Evidence barely exists that signaling through CD137L regulates inflammation in vivo. As mentioned previously, our reconstitution experiment indicates that effector mechanisms of neutrophils involve the CD137L but not CD137) signal transduction pathway in ischemia-reperfusion kidney injury (our unpublished data). Furthermore, we have demonstrated that specific blocking of the CD137L signaling pathway, using TAT-CD137L cytoplasmic domain fusion protein (which blocks the signal transduction delivered by endogenous CD137L), induces increased vascular permeability in vivo, a phenomenon which is observed in CD137-deficient mice and in mice that receive anti-CD137L mAb (our unpublished data). Therefore, it is now clear that signaling through CD137L is critical in regulating inflammation in various ways.

Molecules involved in the CD137L signal transduction pathway are now being indentified. Upregualtion of cytokines and cell adhesion molecules in monocytes after CD137L stimulation specifically requires AKT and mTOR/p70S6 kinase (50). Preliminary results show that the cytoplasmic domain of CD137L bind to proteins potentially associated with degranulation and phosphorylation, indicating that the cytoplasmic domain of CD137L may function as a docking partner of granule membrane proteins to trigger degranulation, as well as form a complex with protein kinase to deliver downstream signals leading to production of cytokines in granulocytes and monocytes (HW Lee, personal communication).
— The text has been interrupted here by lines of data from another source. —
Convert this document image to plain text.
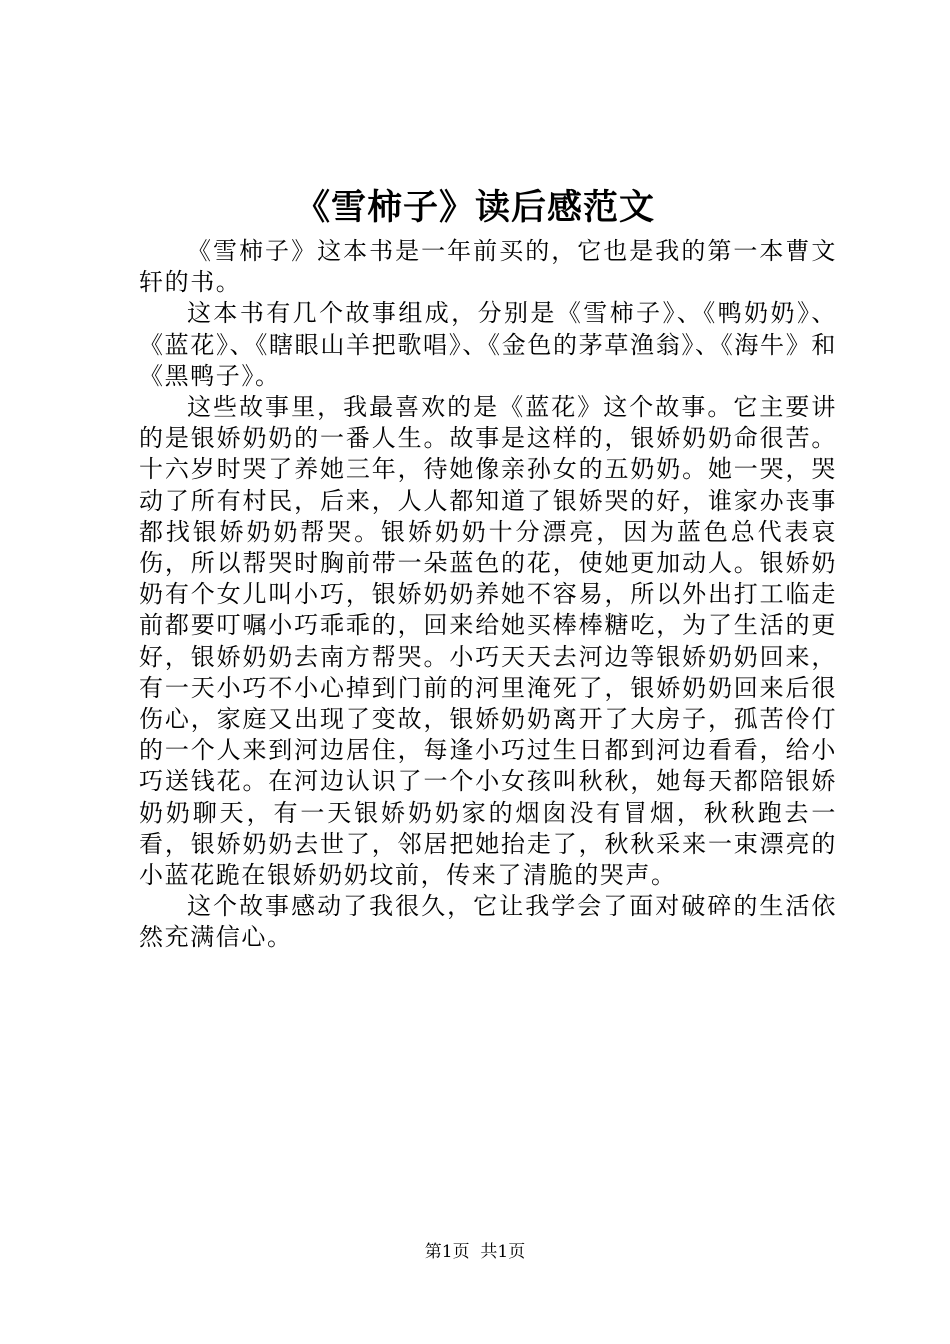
《雪柿子》读后感范文

《雪柿子》这本书是一年前买的，它也是我的第一本曹文轩的书。

这本书有几个故事组成，分别是《雪柿子》、《鸭奶奶》、《蓝花》、《瞎眼山羊把歌唱》、《金色的茅草渔翁》、《海牛》和《黑鸭子》。

这些故事里，我最喜欢的是《蓝花》这个故事。它主要讲的是银娇奶奶的一番人生。故事是这样的，银娇奶奶命很苦。十六岁时哭了养她三年，待她像亲孙女的五奶奶。她一哭，哭动了所有村民，后来，人人都知道了银娇哭的好，谁家办丧事都找银娇奶奶帮哭。银娇奶奶十分漂亮，因为蓝色总代表哀伤，所以帮哭时胸前带一朵蓝色的花，使她更加动人。银娇奶奶有个女儿叫小巧，银娇奶奶养她不容易，所以外出打工临走前都要叮嘱小巧乖乖的，回来给她买棒棒糖吃，为了生活的更好，银娇奶奶去南方帮哭。小巧天天去河边等银娇奶奶回来，有一天小巧不小心掉到门前的河里淹死了，银娇奶奶回来后很伤心，家庭又出现了变故，银娇奶奶离开了大房子，孤苦伶仃的一个人来到河边居住，每逢小巧过生日都到河边看看，给小巧送钱花。在河边认识了一个小女孩叫秋秋，她每天都陪银娇奶奶聊天，有一天银娇奶奶家的烟囱没有冒烟，秋秋跑去一看，银娇奶奶去世了，邻居把她抬走了，秋秋采来一束漂亮的小蓝花跪在银娇奶奶坟前，传来了清脆的哭声。

这个故事感动了我很久，它让我学会了面对破碎的生活依然充满信心。

第1页  共1页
A recent study has shown that CD137L forms a complex with TLRs and sustains TNF production by TLRs, independently of engagement with CD137 (51).

CONCLUSION REMARKS

Humanized anti-CD137 mAb is in Phase II clinical trials to treat melanoma patients, and its use is being evaluated in treating autoimmune and other inflammatory diseases and as adjuvants for vaccines. A major obstacle to more effective use of the CD137 pathway in clinical use is that we still do not completely understand the mechanisms of CD137-mediated immune suppression and immune stimulation. In addition, bidirectional signaling complicates the biology of the CD137 receptor/ligand system. It is urgent that we should define which activities are mediated by CD137 and which by CD137L. Development of tools to specifically block CD137 or CD137L signals will be of great help in clarifying this issue. A particularly challenging question is how CD137/CD137L interactions simultaneously enhance inflammation and T-cell immunity. I suggest that signals delivered through CD137L or CD137L protein itself may play a critical role in amplifying inflammation such a way that CD137L signals induce the production of proinflammatory cytokines and chemokines, probably in synergy with TLR signals and by triggering degranulation of granulocytes and other myeloid cells (Fig. 1). Inflammation amplified by CD137L in turn may contribute to enhancement of T cell activities together with CD137 signals by increasing expression levels of other costimulatory molecules, MHC, cell adhesion molecules, and cytokines in antigen-presenting cells. Thus, CD137/CD137 interactions form an mutually amplifying loop of inflammation and T-cell immunity. It is expected that future studies will form a new paradigm for the biology of CD137/CD137L.

Figure 1

A schematic diagram showing a bidirectional signal transduction of the CD137 and CD137L pathway.